Differential Equations Seminar, 台灣大學數學系 陳逸昆教授
Thursday, August 17, 13:00—14:00 數學系3F會議室
Title: Regularity for Diffuse Reflection Boundary Problem to the Stationary Linearized Boltzmann Equation in a Convex Domain Abstract: One Day Workshop on Differential Equations We consider the diffuse reflection boundary problem for linearized Boltzmann equation for hard sphere potential, cutoff hard potential, or Maxwellian molecular gases in a C^2 strictly convex bounded domain. We obtain a pointwise estimate for the derivative of the solution provided the boundary temperature is bounded differentiable and the solution is bounded. This talk is based on the joint work with ChunHsiung Hsia and Daisuke Kawagoe.

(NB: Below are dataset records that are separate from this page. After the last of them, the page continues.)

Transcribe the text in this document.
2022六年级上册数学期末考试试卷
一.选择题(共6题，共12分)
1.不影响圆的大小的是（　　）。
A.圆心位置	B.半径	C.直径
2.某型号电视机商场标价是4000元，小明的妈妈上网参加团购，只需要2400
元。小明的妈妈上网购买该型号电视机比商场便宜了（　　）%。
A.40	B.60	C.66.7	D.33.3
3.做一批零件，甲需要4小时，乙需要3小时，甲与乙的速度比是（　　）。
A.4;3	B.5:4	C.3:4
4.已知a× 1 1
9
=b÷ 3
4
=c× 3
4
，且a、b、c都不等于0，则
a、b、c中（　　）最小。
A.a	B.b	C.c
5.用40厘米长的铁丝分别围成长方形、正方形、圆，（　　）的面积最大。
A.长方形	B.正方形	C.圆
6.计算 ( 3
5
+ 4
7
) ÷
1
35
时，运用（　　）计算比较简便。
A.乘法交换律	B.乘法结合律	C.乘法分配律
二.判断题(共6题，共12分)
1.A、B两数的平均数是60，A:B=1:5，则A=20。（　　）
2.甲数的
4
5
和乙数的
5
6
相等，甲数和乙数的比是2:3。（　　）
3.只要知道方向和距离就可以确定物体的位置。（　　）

Differential Equations Seminar, 清華大學計算與建模科學所 李俊璋教授
Thursday, August 17, 14:20—15:20 數學系3F會議室
Title: On Boundary Layers of an Electrostatic Model: Pointwise Description for Concentration Phenomena with Curvature Effects and its Applications Abstract:One Day Workshop on Differential Equations For the structure of the thin electrical double layer (EDL), we analyze boundary layer solutions of a nonlocal electrostatic model with small Debye screening length. The model is an elliptic type with nonlocal dependence on its unknown variable, and it is known that the limiting profiles of solutions asymptotically blow up near the boundary. In this work, a series of fine estimates that combine the Pohozaev's identity, the inverse H\"{o}lder type estimates and some technical comparison arguments is developed for establishing boundary asymptotics for solutions in arbitrary bounded domains. The concept of inverse H\"{o}lder type estimates seems novel, and rarely appears in previous related literatures. Moreover, to gain a clear picture on the curvature effect of the thin boundary layer, we concentrate on the physical domain being a ball with the simplest geometry. The current study involves three contributions. The first one is about the boundary concentration phenomena. We show that the net charge density behaves exactly as Dirac delta measures concentrated at boundary points, which presents that the extra charges are accumulated near the boundary (charged surface), and the ionic distribution approaches electroneutrality in the bulk. For the second one, the boundary asymptotic blowup behavior is completely illustrated. An interesting outcome shows that the significant curvature effect merely occurs in the part of the boundary layer sufficiently close to the boundary, and this part is quite thinner than the whole boundary layer. The third contribution is a connection to physical applications. Using such pointwise descriptions, we calculate the corresponding EDL capacitance and provides a theoretical way to support that the EDL has higher capacitance in a quite thin region near the charged surface, not in the whole EDL.